Parret had published her juvenile dreams on the front page of his paper. Mark’s reputation hadn’t suffered—the article had made it painfully clear that Mark had done nothing whatsoever to encourage the girl—but children of that age hardly needed encouragement to dream. There was no way to stop them from wishing for the impossible.
No way, that was, except to expose their aspiration to the ridicule of all London society.
Lady Eugenia had become a laughingstock; Nigel Parret had collected a small fortune selling papers. And Mark had stopped talking to young, impressionable ladies.
Parret stared up at Mark now with a certain speculative hunger. Mark could almost see the next article brewing in those calculating depths. Maybe, this time, he’d analyze Mark’s woodpile. What his column would make of Mrs. Farleigh, Mark didn’t want to know.
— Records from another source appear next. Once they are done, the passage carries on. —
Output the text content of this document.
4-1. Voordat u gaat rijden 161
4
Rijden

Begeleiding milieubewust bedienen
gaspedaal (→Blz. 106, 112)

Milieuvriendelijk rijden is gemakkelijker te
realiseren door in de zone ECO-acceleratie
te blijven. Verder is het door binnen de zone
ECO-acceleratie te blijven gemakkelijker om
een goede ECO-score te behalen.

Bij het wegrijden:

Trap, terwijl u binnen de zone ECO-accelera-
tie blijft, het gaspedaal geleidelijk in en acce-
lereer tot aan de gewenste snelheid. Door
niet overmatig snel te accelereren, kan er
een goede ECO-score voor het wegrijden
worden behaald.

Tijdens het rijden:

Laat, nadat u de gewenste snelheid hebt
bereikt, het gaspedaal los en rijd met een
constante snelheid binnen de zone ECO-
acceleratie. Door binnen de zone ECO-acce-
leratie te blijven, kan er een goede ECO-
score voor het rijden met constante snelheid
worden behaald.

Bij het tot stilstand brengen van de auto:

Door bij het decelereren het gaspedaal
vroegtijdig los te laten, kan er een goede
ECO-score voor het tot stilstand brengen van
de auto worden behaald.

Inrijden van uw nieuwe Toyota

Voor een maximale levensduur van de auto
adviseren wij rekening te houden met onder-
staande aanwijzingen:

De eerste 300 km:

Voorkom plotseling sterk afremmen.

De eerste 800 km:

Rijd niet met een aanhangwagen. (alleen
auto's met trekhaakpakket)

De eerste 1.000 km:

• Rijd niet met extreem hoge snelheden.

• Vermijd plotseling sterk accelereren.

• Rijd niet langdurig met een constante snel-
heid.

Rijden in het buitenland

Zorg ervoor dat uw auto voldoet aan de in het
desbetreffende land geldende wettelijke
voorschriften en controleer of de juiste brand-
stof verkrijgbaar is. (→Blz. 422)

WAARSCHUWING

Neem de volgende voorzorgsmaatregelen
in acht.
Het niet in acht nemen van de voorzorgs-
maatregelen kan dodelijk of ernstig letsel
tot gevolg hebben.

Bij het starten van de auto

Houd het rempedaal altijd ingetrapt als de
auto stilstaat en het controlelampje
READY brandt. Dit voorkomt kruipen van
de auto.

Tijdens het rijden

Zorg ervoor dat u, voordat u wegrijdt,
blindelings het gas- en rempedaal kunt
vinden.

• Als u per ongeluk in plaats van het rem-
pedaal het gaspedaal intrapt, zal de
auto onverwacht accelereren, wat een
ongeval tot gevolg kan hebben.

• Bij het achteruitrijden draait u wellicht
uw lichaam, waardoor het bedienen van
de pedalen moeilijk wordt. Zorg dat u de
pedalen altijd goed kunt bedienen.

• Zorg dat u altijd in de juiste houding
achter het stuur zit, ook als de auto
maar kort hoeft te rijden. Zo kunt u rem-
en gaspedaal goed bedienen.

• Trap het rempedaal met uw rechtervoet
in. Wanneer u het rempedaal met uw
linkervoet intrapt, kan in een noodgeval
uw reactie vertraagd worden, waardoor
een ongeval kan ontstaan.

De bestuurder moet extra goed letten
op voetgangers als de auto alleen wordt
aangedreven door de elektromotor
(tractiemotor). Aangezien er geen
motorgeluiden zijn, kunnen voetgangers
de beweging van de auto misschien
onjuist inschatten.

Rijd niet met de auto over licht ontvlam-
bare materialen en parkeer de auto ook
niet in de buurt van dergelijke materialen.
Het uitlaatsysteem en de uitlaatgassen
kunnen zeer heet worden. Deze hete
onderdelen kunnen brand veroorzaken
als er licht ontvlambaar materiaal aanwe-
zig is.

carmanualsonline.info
“One little interview,” Parret said, in what Mark supposed was intended to be a cajoling tone. “Just a few questions.”
“Not a chance. You are the last person on earth to whom I would grant an exclusive interview.”
Parret nodded as if Mark had not just insulted him, pulled out his notebook and started scribbling.
Mark glanced down uneasily. Parret wrote in a large, round hand—visible even upside down at two paces.
Your correspondent met with Sir Mark in his birthplace of Shepton Mallet.
The man wrote with astonishing speed.
Upon seeing his dear friend—for so, my readers, I dare to believe Sir Mark thinks of me—Sir Mark greeted me with effusive superlatives.